Пить хочется! – заглядывая в бутылку, настойчивым тоном продолжал он. – И денег нет... Опоздал получить по переводу... Вот напасть какая!.. Алексей Андреевич, Константин Васильевич, неужели вы пить не хотите? Сходите, пожалуйста, в ресторан, принесите пивка, на мою долю бутылочки три, деньги я вам завтра отдам... Получу по переводу и отдам... Перевод – вот он... тут где-то.
Чижевский вынул бумажник и начал в нем что-то искать.
– Не он, опять не он... Куда я его заложил?!. Впрочем, неважно, выдадут так... Сходите, молодые люди, принесите пивка! Ресторан здесь, внизу.
Пучков незаметно подтолкнул Ильина ногой и иронически показал глазами на дверь, но Ильин и не думал бежать. Он счел неучтивым отказывать в просьбе писателю. Кроме того, Чижевский много болтал, а ведь не зря говорят: «Что у трезвого на уме, то у пьяного на языке».
«Может, действительно, он напечатает нас? Его сам Фадеев послал! Вон у него что за связи!»
– Пойдем, Константин, принесем, – промолвил Ильин, поднимаясь со стула. – Ты – как хочешь, а я на три бутылки могу разориться... Давайте посуду в обмен! – сказал он Чижевскому. – Мы сейчас сходим.
Пучков молча последовал за Ильиным и, к его удивлению, вызвался заплатить за пиво сам.
– Я его уже трижды поил, – махнул он рукой, – а он все никак перевод не найдет. Тем не менее – интересно! То, что он из Союза писателей – факт. При мне документы показывал... Но пьяница – жуткий! Откуда их, алкоголиков, только берут?!
Когда появилось пиво, Чижевский заметно оживился. Один стакан он осушил залпом, от второго стал отпивать понемногу. И все рассказывал о положении в Союзе писателей, о засоренности его врагами народа, сыпал именами и фамилиями исключенных; некоторые из них – Леопольд Авербах, Воронский, Киршон – были известны ребятам и раньше.
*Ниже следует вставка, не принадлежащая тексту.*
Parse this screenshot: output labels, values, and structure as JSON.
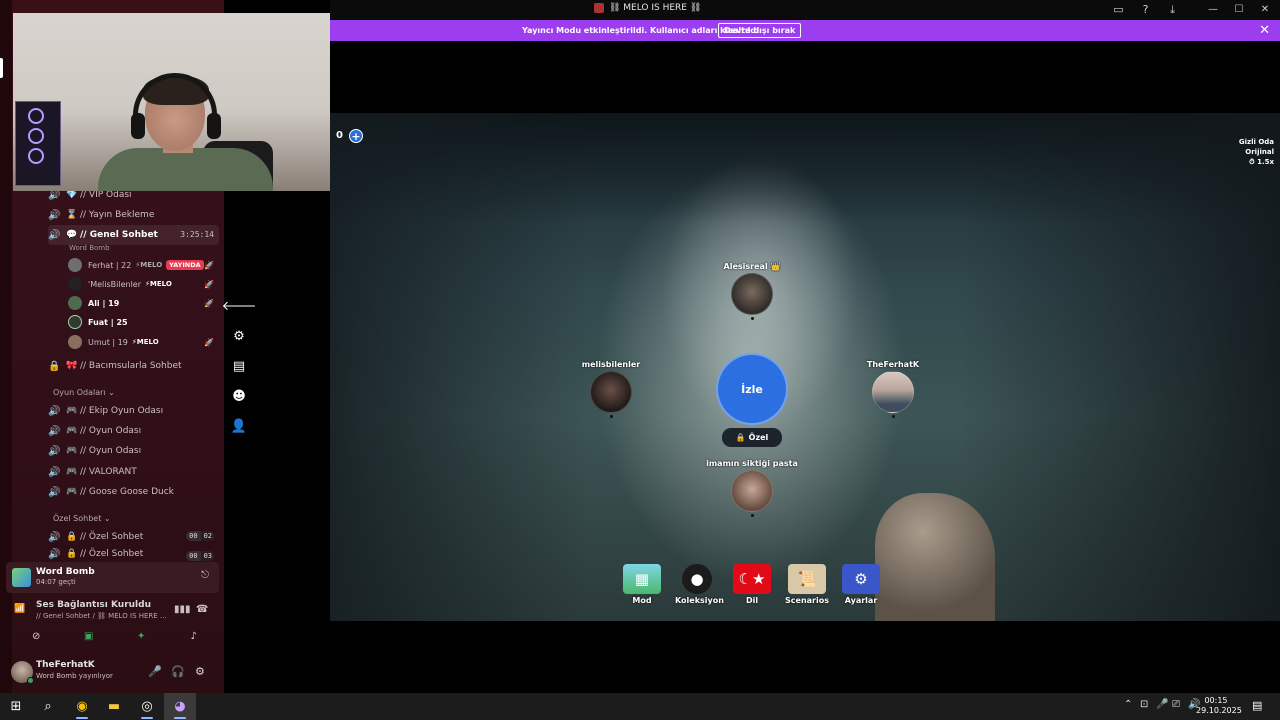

Выбрав подходящий момент, Ильин и Пучков попросили Чижевского дать оценку их творчеству. Тот согласился, вытащил рукописи из-под матраца – как оказалось, он их туда положил, чтоб изголовье стало повыше! – и приступил к критическому разбору. Говорил Чижевский с апломбом, непререкаемым, менторским тоном, но ребятам казалось, что он весьма субъективен, а его утверждения спорны. Однако было приятно, что все это «годно к печати», и они принимали всерьез обещание – выпустить сборник тульских рассказов и повестей.
Ильин отвлекся от тягостных дум, забыл, что Чижевский под мухой, и в разговоре признался, что очень хотел бы стать настоящим писателем, хотя и учится на биофаке.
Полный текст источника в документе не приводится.